Intention or demand to be vaccinated against infectious disease is recognized as a foremost issue affecting the success of vaccination programs. In high-income countries, a low proportion of people have a definite intent to take the vaccine than the required number for herd immunity.20–23 A survey conducted among the general population indicated that 54.1% of in the UK and 42.3% in the US show a definite intention to take COVID-19 vaccine.22 Moreover, a similar survey indicated a lower level of acceptance, 38% in the UK and 34.2% in the USA.20 A review in low-middle-income countries reported a lower level of demand to take a vaccine.
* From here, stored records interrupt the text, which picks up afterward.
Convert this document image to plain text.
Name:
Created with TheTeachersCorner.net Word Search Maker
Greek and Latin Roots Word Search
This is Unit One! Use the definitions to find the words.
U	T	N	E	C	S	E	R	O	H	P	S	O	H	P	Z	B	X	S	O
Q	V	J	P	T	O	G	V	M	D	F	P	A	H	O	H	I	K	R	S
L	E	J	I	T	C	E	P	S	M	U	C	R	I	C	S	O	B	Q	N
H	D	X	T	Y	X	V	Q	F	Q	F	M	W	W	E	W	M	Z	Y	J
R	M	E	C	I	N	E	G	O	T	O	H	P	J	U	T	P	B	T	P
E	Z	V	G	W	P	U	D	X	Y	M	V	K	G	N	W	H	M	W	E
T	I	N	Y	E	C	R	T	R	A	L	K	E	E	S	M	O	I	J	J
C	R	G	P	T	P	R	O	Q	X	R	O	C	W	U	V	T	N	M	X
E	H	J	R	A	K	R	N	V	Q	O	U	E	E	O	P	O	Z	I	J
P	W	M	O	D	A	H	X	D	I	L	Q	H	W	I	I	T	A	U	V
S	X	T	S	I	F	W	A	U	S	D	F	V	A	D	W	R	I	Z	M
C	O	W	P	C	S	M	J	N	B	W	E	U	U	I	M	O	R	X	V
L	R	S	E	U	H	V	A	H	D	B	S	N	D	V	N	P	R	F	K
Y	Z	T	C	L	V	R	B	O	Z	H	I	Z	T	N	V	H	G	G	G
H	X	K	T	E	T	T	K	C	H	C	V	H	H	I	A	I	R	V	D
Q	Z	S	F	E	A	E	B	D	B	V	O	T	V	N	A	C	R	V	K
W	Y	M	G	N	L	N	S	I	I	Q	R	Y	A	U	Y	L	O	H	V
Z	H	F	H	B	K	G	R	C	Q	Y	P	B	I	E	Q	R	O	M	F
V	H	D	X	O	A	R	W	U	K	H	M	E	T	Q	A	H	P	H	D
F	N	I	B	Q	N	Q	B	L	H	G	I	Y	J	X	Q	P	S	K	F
Among low-middle-income countries, 26% in Bangladesh24 indicated a demand, a survey conducted In African countries indicated the majority of respondents would take a COVID-19 vaccine.25 The major influencing is sociodemographic characteristics, such as gender, education, employment, and religion, exposure to misinformation, perception towards a vaccine efficiency, and effectiveness.20,22,25,26

There are multiple factors influencing vaccination intention and demand.12,19,23,27–32 One of the most widely used models to assess intention towards vaccine is the Health Belief Model (HBM), which describes and predicts a range of human behaviors.27,33 According to the HBM, an individual probability of adopting a specific health behavior is measured by their belief in a personal risk of illness or disease, as well as their belief in the efficacy of the prescribed behavior. Furthermore, HBM model have been utilized to explain the willingness to pay for the vaccines.34 Assessing the public WTP for COVID-19 vaccine is essential for determining the feasibility of implementing the vaccination program in Ethiopia, as well as providing insight into future pricing considerations, demand forecasts, and the potential private sector engagement in COVID-19 immunization.
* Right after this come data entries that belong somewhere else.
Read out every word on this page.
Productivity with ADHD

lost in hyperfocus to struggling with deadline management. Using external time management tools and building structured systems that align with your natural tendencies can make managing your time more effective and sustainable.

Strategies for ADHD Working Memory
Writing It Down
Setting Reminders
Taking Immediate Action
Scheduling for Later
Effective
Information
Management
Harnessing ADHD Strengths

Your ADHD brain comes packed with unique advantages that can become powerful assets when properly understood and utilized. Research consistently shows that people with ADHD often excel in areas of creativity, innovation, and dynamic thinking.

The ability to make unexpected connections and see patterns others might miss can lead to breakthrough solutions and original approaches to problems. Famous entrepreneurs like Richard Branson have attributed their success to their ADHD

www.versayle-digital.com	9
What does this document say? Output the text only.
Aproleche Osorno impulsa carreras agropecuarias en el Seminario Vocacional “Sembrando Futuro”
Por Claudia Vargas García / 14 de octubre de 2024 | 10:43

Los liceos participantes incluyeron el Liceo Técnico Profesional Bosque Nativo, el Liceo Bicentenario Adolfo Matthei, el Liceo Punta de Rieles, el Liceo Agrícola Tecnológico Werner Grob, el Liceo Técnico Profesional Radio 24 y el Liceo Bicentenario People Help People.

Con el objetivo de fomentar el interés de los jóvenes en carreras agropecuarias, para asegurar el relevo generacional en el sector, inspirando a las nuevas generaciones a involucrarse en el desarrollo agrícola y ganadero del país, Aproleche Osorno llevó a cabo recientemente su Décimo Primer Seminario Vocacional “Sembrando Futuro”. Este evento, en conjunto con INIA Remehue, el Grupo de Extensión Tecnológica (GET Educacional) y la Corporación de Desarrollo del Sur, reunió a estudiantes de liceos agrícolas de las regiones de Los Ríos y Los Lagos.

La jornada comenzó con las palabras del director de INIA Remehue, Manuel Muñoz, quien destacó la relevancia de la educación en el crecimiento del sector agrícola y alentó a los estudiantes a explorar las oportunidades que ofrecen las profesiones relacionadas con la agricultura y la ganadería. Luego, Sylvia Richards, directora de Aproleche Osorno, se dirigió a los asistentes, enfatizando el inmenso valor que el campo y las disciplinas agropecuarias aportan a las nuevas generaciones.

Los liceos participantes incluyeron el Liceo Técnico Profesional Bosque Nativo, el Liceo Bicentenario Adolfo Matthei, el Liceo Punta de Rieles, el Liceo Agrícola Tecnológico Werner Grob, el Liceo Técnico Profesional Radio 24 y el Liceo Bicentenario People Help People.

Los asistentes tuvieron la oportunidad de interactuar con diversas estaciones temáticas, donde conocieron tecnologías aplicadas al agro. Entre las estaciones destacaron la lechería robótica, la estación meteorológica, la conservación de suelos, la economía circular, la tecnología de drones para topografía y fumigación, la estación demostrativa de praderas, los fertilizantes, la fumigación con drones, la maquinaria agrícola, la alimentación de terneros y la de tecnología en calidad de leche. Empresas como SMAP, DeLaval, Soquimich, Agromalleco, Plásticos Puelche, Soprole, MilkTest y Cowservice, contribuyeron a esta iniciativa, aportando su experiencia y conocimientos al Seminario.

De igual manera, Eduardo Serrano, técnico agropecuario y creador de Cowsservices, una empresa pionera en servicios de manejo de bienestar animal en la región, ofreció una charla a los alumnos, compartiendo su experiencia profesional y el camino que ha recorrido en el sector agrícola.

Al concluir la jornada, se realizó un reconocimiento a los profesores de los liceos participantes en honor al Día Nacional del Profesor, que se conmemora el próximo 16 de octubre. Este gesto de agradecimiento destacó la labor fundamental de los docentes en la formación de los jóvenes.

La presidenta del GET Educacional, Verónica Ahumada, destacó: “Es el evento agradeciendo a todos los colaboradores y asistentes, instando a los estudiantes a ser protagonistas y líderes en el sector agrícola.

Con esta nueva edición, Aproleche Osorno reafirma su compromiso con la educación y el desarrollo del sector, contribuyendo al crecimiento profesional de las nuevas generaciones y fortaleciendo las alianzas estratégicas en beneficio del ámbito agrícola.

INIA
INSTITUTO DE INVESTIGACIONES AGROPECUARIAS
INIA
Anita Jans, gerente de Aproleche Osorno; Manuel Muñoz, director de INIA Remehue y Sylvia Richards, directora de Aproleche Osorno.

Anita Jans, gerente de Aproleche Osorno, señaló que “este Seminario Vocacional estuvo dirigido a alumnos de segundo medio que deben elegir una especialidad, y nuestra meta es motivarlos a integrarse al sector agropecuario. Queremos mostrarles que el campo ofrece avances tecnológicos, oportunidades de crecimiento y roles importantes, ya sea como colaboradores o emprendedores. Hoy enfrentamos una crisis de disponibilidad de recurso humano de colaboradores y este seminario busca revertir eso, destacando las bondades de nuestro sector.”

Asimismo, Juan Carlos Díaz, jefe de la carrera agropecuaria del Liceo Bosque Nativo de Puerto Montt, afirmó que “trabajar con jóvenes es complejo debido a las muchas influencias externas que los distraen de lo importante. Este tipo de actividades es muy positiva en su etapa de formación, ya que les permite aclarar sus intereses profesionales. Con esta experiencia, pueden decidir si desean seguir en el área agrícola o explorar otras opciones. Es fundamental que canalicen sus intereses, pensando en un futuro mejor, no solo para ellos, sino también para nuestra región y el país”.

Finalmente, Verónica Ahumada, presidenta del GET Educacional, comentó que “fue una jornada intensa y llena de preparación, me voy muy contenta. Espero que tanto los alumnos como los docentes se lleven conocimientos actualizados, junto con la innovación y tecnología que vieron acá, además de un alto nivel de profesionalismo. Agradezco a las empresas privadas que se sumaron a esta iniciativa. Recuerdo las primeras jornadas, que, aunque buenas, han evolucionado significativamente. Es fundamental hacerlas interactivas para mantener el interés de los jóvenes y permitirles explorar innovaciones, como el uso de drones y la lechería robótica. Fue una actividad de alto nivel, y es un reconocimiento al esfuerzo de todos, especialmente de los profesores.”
Therefore, this study aimed to assess the demand and intent to vaccinate, and the willingness of the public to pay for the COVID-19 vaccine. This findings will serve as an empirical basis for targeting public health messages and interventions to improve vaccination outcomes.

Methods

Study Design, Setting, and Participants

This study assessed the demand, intention, WTP of the general population regarding the COVID-19 vaccine by using a cross-sectional study, employing a self-administered online questionnaire with close-ended questions. The survey was conducted from February 15 to March 10, 2021, in Ethiopia. Ethical approval to conduct the study was obtained from Institutional Review Board of College of Health and Medical Sciences, Dilla University (Reference No: 011/2021), and conducted following the guidelines of the Declaration of Helsinki.
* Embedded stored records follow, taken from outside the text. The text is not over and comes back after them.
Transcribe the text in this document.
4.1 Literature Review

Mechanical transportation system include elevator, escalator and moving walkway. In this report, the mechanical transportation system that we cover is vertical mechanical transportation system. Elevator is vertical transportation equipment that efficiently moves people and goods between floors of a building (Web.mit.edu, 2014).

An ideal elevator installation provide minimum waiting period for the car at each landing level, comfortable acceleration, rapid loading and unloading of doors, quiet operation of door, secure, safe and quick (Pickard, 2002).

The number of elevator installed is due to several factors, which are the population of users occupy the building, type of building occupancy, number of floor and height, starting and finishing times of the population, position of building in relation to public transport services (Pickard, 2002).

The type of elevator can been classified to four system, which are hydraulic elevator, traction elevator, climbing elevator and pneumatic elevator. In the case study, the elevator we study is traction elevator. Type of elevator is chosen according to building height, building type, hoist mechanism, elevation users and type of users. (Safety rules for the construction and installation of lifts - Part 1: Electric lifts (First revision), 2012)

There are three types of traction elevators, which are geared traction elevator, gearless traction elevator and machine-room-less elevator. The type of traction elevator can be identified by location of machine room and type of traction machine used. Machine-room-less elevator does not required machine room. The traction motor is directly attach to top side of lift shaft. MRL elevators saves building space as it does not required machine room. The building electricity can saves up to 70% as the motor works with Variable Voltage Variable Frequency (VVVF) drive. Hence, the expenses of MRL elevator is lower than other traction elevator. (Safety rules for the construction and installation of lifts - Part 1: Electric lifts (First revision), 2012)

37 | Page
The survey was commenced by using an online google form platform, respondents were required to sign in to a google account in order to complete the survey. The data collection process was led by all research team members, the survey link was advertised and distributed to the research team members via social media and email. The survey was used the two most popular social media platforms in Ethiopia (Facebook, Telegram), and email to advertise and circulate the survey link among members who were from any part of the country. Further, members of the network were requested to spread the survey. The respondents had to be Ethiopians, at least 18 years old, and able to understand and read English or Amharic languages.

Study Tool

The survey consisted of twenty-nine questions divided into four sections: demographics, self-perceived health status, perception towards COVID-19 vaccination by using HBM, and vaccination acceptability and willingness to pay.

The first section included questions related to participants’ basic socio-demographic details (seven items). The second section assessed participant’s experience of COVID-19 and perceived health status (three items). Participants’ perception of COVID-19 and COVID-19 vaccination, such as perceived susceptibility (three items), perceived severity (three items), perceived benefits (two items), perceived barriers (five items), and cues to action (two items), were collected in the third section. The perception of participants was assessed by using an item rated on a five-point Likert scale that ranged from “1 =strongly disagree” to “5= strongly agree,”.33,35

The final section of the questionnaire dealt with vaccine acceptance. In the fourth section participants’ level of intent, demand, and willingness for the vaccine were assessed. Intention to receive a COVID-19 vaccine was assessed using the two items: first, they were asked about their intent to receive a vaccine, if a vaccine is available in the market, to which they were asked to respond in either “Yes” or “No”. Moreover, participants were shown how likely there were to urge inoculated for COVID-19 when a vaccine gets to be accessible on a 5-point scale. Participants were classified as either:

(1) undecided (responses of unsure), (2) unwilling to vaccinate (responses of somewhat or very unlikely to vaccinate), or (3) willing to vaccinate. (responses of somewhat or very likely to vaccinate)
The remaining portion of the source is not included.